Today was the first day of the Enterprise Architecture Symposium here in Toronto.
Scott Ambler’s keynote presented some survey results showing that Enterprise Architecture programs have been only moderately successful. Failure is more likely for programs based on a homegrown architecture framework – or no framework at all.
Judith Oja-Gillam and Chris White advocated the pragmatism of picking international standards, such as one architecture framework and one modeling notation, rather than spending time on methodological discussion. Customization to the enterprise is best done by dropping non-essential parts of a methodology.
Ze’ev Ionis boiled it down even further: for a small or medium enterprise, do a simple Business Function Model, then focus any further architecture & analysis efforts on the “pain points”.
One of the themes at the Symposium was tension between Enterprise Architecture departments and Project Management Offices. High-quality long-term architecture sometimes gets in the way of delivering projects quickly & cheaply.
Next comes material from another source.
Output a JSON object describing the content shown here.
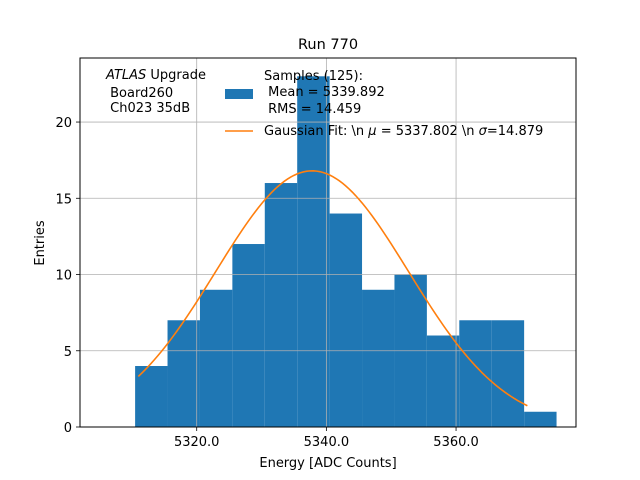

Many participants were struggling with internal politics, to get governance structures to balance architecture and project needs.
I will be speaking tomorrow at 2:30pm at the Symposium, about “The Systematic Enterprise: How to synchronize EA, PM and other management methods”. This will be a holistic perspective on where EA fits in the organization, and will give some ideas for succeeding with any such formal methodologies.